N.B. cross-border beer ruling has far-reaching implications beyond ale


[Beer and liquor/CBC.ca Videos]

Canadians could see a boon in cross-provincial border shopping and trade after a New Brunswick man won his case to overturn a charge for illegally importing 14 cases of beer and three bottles of liquor from Quebec.

Gerard Comeau had been fined $292.50 in 2012. Last Friday, a judge threw out the charges.

“You can buy anything else like cars, clothes, everything [and transport across provincial borders]. Except for beer,” pointed out Comeau after the ruling.

The liquor law in N.B. forbids importing more than one bottle of wine or 12 pints of beer from another province.

“It’s a snowball that started at the top of a mountain and it’s going to grow,” constitutional lawyer Derek From told Yahoo Canada News, predicting a domino effect.

Canadian liquor laws date back to the Prohibition era when transporting any alcohol across provincial boundaries was made illegal. Passed in 1928, only three provinces have since rescinded that rule: British Columbia, Manitoba and Nova Scotia. Saskatchewan recently joined in but its new law isn’t very clear, according to some legal experts, and requires a permit for transporting beer across borders.

The ruling has implications that could be far-reaching. Beyond beer according to From, who works with the Canadian Constitution Foundation (CCF), which supported Comeau in his fight.

“All the attorney-generals across Canada are watching this because it’s such a big important decision and could have an effect on a lot of goods that can’t be traded inter-provincially,” From said.

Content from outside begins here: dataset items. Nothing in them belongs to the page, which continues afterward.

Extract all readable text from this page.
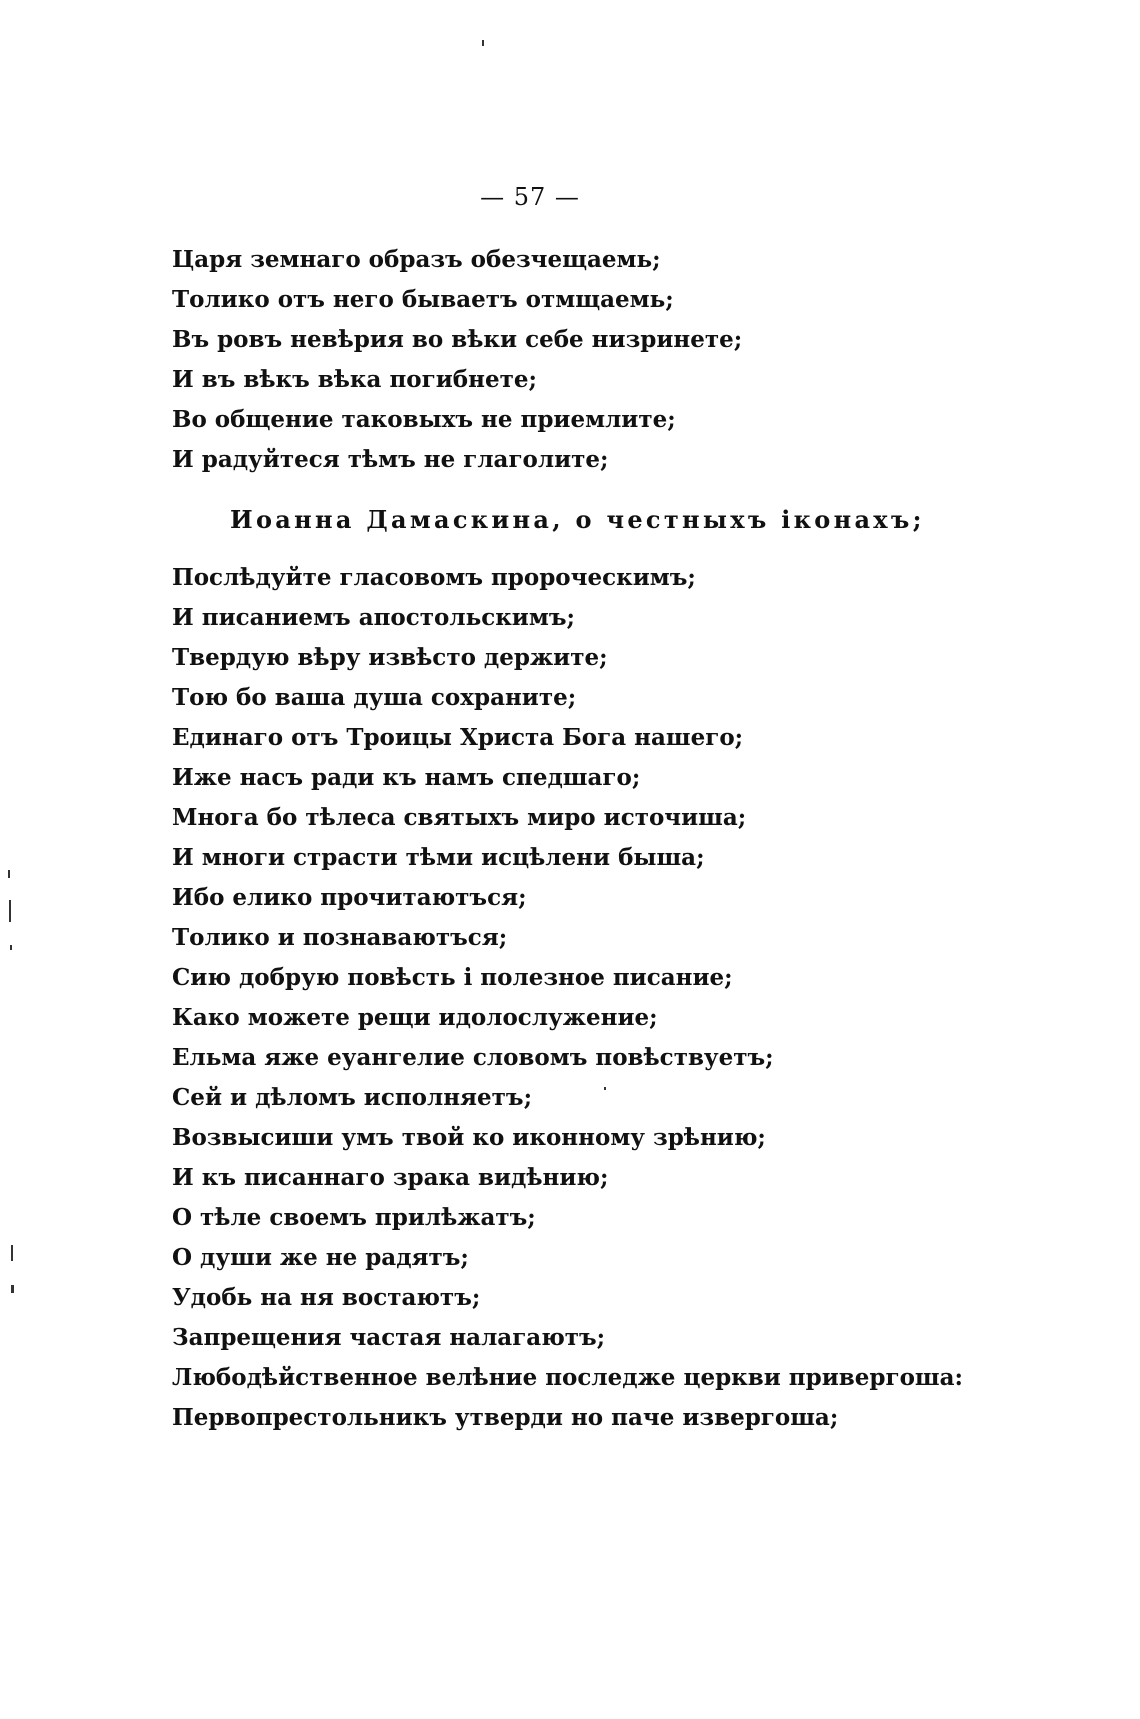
— 57 —
Царя земнаго образъ обезчещаемь;
Толико отъ него бываетъ отмщаемь;
Въ ровъ невѣрия во вѣки себе низринете;
И въ вѣкъ вѣка погибнете;
Во общение таковыхъ не приемлите;
И радуйтеся тѣмъ не глаголите;
Иоанна Дамаскина, о честныхъ iконахъ;
Послѣдуйте гласовомъ пророческимъ;
И писаниемъ апостольскимъ;
Твердую вѣру извѣсто держите;
Тою бо ваша душа сохраните;
Единаго отъ Троицы Христа Бога нашего;
Иже насъ ради къ намъ спедшаго;
Многа бо тѣлеса святыхъ миро источиша;
И многи страсти тѣми исцѣлени быша;
Ибо елико прочитаютъся;
Толико и познаваютъся;
Сию добрую повѣсть i полезное писание;
Како можете рещи идолослужение;
Ельма яже еуангелие словомъ повѣствуетъ;
Сей и дѣломъ исполняетъ;
Возвысиши умъ твой ко иконному зрѣнию;
И къ писаннаго зрака видѣнию;
О тѣле своемъ прилѣжатъ;
О души же не радятъ;
Удобь на ня востаютъ;
Запрещения частая налагаютъ;
Любодѣйственное велѣние последже церкви привергоша:
Первопрестольникъ утверди но паче извергоша;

“This is turning the clock back to the framers of the Constitution,” he explained. “It’s about the economics of free trade in Canada and it’s the way things are supposed to be — or were back when they signed the Constitution.”

Fighting each provincial law

If you’re concerned about beer, From said the decision would help any individual in the other provinces wanting to fight restrictive beer importation laws. It would require someone taking on his or her provincial government in order to have all the beer import rules changed across the country.

“The best thing now is that if I want to go sue the Alberta government [over this issue] I now have a powerful decision from the New Brunswick provincial court that would aid me.”

From believes the N.B. government will likely appeal last week’s decision, which would push it up to the province’s appeal court — likely within the year.

“Judge [Ronald] LeBlanc’s decision is quite persuasive,” From maintained. “He accepted the testimony of our expert witness — Andrew Smith from England who is an expert on the 1867 Constitution. Smith said the intent of Section 121 of the Act is to create economic union between the colonies [and not to protect] local producers.”

In effect, Judge LeBlanc proclaimed that the Liquor Control Act goes against the 1867 Constitution.

From said the Crown’s expert simply argued that Section 121 had been ignored anyway for the last 100 years so it can be ignored still.

“That’s a ridiculous argument,” From said. “We have inertia and there are too many political interests and other hands in the pot that are invested in ignoring [Section 121]. So that’s why we have such resistance in reading the Constitution as it’s supposed to be read.”

Dairy products

Right now, the CCF is fighting a new Alberta tax imposed by the NDP government on craft beer produced in other provinces.

“The tax raised prices as much as 525 per cent for craft beer from other provinces. So Ontario breweries like Lake of Bays and Steam Whistle are pulling out,” From said. “We have told Alberta’s finance minister the tax is unconstitutional and hope to get it revoked soon.”

From said he’s “excited” by the potential of the N.B. ruling to counter the protectionist supply management system in Canada.

“There are trade barriers between provinces on dairy products. This is unconstitutional.”

If anyone wants to challenge these kinds of trade barriers in their own province, the CCF (a registered charity that accepts donations) is happy to help out pro bono.

If the N.B. government does appeal and it goes to court again, From said he’s almost certain of what that future ruling could be: “The decision [last week] is unassailable and thoroughly reasoned. There’s very little wriggle room for it to be overturned.”